Rare diseases are difficult to recognize while they are often life-threatening, chronic and/or disabling. More than 50 percent of patients with a rare disease are initially misdiagnosed. Care for these patients is highly complex and highly specialized.
Expertise Centers for rare disorders
The Expertise centers in the Netherlands are the place for patients with a rare disease. LUMC has 32 recognized expertise centers. The key word for our expertise centers is cooperation. Cooperation between different types of specialties within the LUMC, and also cooperation on a national and European level. This cooperation is necessary because there are often too few patients within a country. An important task of an expertise center is therefore to combine and increase knowledge and expertise through scientific research. Scientific research gives us insights into the disease itself, the quality of care and possible new treatments.
European Reference Networks (ERN)
European Reference Networks (ERNs) are virtual advisory networks linking European centers of expertise.
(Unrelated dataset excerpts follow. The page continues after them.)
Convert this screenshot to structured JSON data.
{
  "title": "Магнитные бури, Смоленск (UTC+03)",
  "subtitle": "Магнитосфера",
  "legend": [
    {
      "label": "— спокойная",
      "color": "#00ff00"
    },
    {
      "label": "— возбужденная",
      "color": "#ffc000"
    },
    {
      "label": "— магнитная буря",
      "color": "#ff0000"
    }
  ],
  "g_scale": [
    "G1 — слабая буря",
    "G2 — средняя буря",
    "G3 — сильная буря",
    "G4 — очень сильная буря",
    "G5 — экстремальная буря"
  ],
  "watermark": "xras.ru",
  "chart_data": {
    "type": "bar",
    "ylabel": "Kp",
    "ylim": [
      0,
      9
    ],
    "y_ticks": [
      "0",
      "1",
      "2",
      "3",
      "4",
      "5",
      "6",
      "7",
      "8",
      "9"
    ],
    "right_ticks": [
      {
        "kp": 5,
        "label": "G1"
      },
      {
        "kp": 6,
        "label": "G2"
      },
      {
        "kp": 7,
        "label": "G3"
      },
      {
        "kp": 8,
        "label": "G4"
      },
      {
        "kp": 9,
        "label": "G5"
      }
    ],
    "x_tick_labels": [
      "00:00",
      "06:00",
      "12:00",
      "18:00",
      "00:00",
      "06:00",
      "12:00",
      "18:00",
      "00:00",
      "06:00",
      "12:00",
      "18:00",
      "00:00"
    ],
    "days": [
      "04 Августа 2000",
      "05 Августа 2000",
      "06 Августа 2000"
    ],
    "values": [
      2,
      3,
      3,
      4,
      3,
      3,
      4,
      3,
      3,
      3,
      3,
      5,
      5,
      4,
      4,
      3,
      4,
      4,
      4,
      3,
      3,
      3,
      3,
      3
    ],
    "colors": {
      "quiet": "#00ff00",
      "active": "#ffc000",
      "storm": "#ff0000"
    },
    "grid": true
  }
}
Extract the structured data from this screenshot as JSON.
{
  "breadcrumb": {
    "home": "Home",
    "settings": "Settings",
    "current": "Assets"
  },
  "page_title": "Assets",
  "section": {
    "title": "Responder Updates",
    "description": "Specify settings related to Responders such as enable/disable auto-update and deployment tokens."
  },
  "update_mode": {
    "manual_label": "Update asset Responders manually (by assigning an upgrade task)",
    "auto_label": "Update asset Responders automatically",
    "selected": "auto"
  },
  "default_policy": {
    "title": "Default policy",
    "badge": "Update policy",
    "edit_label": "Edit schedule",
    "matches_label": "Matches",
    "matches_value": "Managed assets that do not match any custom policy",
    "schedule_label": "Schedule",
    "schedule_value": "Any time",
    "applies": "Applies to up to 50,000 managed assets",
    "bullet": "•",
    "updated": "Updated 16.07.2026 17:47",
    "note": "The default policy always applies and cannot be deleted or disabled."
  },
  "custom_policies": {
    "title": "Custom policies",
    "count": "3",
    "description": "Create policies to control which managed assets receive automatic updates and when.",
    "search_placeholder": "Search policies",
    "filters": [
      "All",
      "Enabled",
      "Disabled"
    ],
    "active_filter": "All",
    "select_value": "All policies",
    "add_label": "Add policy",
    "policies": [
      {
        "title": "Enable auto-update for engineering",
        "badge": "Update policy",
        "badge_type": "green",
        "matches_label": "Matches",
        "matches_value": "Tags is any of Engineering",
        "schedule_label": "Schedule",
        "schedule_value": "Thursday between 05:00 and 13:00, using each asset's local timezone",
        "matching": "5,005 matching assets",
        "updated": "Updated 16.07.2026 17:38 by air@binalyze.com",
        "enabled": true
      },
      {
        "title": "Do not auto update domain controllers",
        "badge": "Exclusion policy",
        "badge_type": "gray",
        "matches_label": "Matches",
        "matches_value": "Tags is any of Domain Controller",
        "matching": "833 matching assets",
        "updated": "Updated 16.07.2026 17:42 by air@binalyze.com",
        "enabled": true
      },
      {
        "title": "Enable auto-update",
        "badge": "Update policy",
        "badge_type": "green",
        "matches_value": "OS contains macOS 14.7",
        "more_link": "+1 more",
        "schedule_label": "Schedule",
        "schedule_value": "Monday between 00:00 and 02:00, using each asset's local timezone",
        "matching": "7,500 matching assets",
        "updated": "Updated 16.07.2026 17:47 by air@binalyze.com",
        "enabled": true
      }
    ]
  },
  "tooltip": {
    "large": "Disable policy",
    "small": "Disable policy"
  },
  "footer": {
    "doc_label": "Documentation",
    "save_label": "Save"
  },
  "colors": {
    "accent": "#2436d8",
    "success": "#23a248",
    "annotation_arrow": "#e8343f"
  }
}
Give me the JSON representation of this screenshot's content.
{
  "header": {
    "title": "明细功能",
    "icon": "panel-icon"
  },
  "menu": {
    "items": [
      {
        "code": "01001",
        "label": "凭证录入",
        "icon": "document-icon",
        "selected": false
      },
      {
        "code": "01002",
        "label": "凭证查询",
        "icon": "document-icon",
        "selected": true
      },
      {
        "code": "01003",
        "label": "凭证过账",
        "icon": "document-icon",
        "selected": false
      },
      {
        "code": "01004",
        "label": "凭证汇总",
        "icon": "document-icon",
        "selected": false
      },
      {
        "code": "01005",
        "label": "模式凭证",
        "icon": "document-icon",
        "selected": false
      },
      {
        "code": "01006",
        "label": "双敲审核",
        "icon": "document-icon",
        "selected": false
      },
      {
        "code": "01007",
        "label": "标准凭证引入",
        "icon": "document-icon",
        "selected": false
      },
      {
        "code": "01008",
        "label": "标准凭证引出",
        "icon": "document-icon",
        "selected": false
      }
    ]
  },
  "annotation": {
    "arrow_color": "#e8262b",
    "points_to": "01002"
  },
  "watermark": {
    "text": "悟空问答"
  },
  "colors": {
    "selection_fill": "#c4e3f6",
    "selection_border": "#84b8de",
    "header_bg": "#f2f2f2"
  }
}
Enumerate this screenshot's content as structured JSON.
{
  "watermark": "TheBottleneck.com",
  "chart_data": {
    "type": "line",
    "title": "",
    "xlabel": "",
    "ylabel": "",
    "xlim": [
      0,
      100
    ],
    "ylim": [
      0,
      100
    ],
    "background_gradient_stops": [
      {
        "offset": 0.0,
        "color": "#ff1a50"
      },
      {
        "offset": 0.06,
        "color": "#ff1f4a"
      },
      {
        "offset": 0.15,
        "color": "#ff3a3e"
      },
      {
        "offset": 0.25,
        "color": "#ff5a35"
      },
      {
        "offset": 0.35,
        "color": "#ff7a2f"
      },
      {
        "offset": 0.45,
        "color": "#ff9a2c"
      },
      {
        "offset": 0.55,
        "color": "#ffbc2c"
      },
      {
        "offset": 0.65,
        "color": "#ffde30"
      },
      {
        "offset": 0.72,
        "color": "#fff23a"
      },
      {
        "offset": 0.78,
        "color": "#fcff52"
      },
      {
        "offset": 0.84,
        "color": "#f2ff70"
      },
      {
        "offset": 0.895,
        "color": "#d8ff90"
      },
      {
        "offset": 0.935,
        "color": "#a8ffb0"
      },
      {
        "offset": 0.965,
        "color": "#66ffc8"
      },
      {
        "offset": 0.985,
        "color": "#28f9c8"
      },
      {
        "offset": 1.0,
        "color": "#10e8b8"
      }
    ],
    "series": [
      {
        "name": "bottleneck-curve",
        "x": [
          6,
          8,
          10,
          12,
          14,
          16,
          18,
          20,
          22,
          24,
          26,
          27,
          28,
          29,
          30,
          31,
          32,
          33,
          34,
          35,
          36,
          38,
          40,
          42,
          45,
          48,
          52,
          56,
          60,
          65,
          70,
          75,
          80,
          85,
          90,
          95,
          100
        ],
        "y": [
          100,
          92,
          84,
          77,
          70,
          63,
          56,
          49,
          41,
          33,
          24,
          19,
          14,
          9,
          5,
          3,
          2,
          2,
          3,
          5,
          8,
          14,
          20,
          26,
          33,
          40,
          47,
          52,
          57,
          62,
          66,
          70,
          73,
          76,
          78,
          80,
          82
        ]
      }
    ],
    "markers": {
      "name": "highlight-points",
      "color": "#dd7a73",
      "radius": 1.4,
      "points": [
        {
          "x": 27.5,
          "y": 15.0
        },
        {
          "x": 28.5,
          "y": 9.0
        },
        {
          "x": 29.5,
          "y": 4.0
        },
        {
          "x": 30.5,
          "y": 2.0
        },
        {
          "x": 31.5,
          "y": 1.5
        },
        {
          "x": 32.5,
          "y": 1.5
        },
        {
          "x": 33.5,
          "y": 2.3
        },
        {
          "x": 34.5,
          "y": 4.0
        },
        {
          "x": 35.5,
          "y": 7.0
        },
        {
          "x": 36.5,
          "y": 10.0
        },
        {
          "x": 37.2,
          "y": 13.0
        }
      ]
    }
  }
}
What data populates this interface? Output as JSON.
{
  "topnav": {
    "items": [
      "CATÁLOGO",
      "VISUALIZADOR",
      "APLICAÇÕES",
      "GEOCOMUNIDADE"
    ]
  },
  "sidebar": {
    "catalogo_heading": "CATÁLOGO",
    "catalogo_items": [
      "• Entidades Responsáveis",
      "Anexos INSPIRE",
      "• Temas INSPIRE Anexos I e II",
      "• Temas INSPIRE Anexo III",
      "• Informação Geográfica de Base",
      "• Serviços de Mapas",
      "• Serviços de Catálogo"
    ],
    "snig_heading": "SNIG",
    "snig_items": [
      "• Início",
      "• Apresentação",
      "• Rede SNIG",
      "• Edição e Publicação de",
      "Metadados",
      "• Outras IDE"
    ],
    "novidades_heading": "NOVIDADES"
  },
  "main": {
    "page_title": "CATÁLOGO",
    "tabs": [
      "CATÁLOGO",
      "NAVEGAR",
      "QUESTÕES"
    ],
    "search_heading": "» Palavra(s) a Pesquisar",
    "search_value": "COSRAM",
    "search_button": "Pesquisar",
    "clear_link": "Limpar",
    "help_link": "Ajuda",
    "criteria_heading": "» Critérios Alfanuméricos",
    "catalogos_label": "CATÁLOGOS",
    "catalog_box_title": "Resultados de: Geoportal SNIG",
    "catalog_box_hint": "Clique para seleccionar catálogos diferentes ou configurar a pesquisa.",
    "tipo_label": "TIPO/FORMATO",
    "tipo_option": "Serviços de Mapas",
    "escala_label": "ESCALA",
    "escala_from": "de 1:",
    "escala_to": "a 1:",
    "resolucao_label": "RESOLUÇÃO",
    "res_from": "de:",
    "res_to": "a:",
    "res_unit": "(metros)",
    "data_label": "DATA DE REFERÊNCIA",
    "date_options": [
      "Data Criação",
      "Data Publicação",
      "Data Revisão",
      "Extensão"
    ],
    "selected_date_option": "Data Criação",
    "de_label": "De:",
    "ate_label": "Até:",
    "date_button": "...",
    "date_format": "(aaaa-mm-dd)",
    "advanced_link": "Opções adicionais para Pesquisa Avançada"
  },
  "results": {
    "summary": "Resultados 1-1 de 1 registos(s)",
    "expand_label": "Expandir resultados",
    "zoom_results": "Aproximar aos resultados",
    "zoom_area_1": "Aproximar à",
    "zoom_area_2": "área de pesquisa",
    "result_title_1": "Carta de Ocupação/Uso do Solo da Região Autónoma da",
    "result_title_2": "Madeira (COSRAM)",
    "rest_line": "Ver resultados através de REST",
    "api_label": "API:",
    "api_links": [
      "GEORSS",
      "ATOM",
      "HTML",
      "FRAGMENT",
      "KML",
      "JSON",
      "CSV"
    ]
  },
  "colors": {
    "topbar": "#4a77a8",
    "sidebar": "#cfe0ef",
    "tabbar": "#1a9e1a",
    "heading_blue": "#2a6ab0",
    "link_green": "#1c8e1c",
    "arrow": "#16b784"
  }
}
Both researchers, medical experts and patients are connected to the ERNs with the aim of improving access to diagnosis and treatment for rare diseases within Europe. To this end, the ERNs share their expertise, resources and knowledge. The LUMC participates in 15 ERNs. This video explains what ERNs do.
Grants for European cooperation
The LUMC is committed to further expanding European cooperation and recently received a €908,000 grant from the European Rare Disease Research Alliance (ERDERA) for this purpose. The EDERA is a European collaboration with the goal of supporting and improving research and innovations on rare diseases in Europe.
In addition, LUMC received a €571,000 grant from the Joint Action on Integration of ERNs into National Healthcare Systems (JARDIN). The goal of JARDIN is to increase access to care for rare diseases in ERN networks within Europe.